I don't know how it happened. Probably in the stealing of sips from the car cup holder in hopes of entertaining him through what can only be described as my adorable ew, that's so yucky face. It grew on me - adopted as a compliment to him. Even his eccentric method of ordering: "Double-Double-Double-Cupped!" and it might be silly but really, it's just so fun to say - especially when they repeat it back to you - a happy morning moment!
So this bodes the question: what has he adopted of mine? After fifteen years together you'd think there'd be something, right?
I got nothing.
Except the toilet seat. He always puts that down. But that's not really from me, is it? I mean, I never put it up so how could he get that from me?

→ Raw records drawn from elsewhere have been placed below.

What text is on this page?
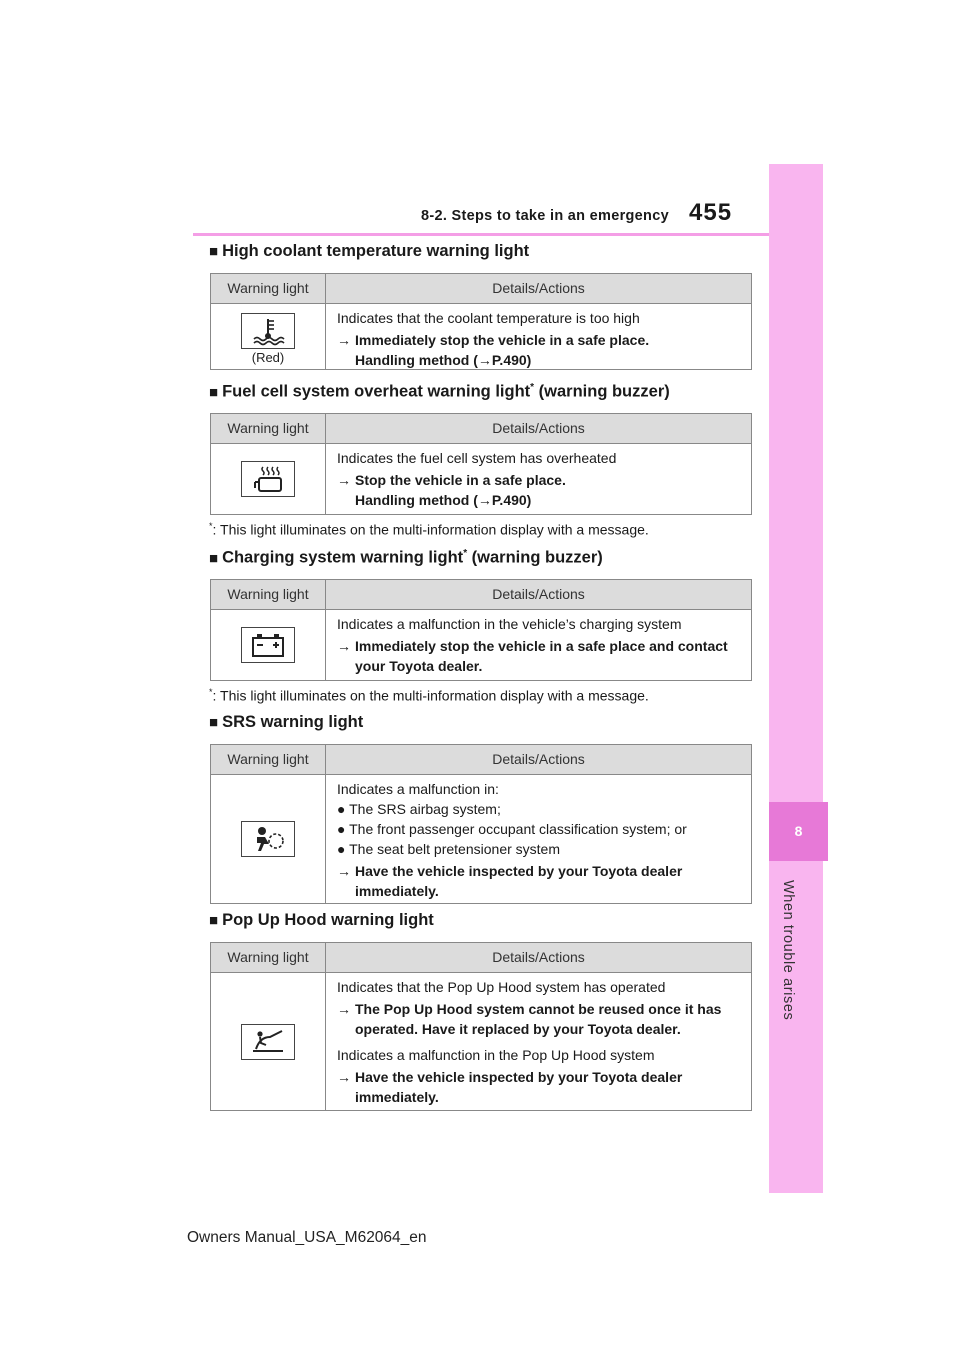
8-2. Steps to take in an emergency 455
8
When trouble arises
■ High coolant temperature warning light
Warning light	Details/Actions
(Red)
Indicates that the coolant temperature is too high
→ Immediately stop the vehicle in a safe place.
Handling method (→P.490)
■ Fuel cell system overheat warning light* (warning buzzer)
Warning light	Details/Actions
Indicates the fuel cell system has overheated
→ Stop the vehicle in a safe place.
Handling method (→P.490)
*: This light illuminates on the multi-information display with a message.
■ Charging system warning light* (warning buzzer)
Warning light	Details/Actions
Indicates a malfunction in the vehicle’s charging system
→ Immediately stop the vehicle in a safe place and contact your Toyota dealer.
*: This light illuminates on the multi-information display with a message.
■ SRS warning light
Warning light	Details/Actions
Indicates a malfunction in:
● The SRS airbag system;
● The front passenger occupant classification system; or
● The seat belt pretensioner system
→ Have the vehicle inspected by your Toyota dealer immediately.
■ Pop Up Hood warning light
Warning light	Details/Actions
Indicates that the Pop Up Hood system has operated
→ The Pop Up Hood system cannot be reused once it has operated. Have it replaced by your Toyota dealer.
Indicates a malfunction in the Pop Up Hood system
→ Have the vehicle inspected by your Toyota dealer immediately.
Owners Manual_USA_M62064_en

This probably means that instead of adopting traits we're just going to start looking like each other. Another few years and I'll have a real good moustache and he'll paint his toenails pink. Now, if that's not true love...
For now I'll just hang out here, writing, drinking the coffee that's finally ready, the coffee that he got me hooked on, obsessively checking my chin for whiskers and waiting for the A&E Intervention team to show up at my front door to trick me into thinking they're doing a documentary about addiction.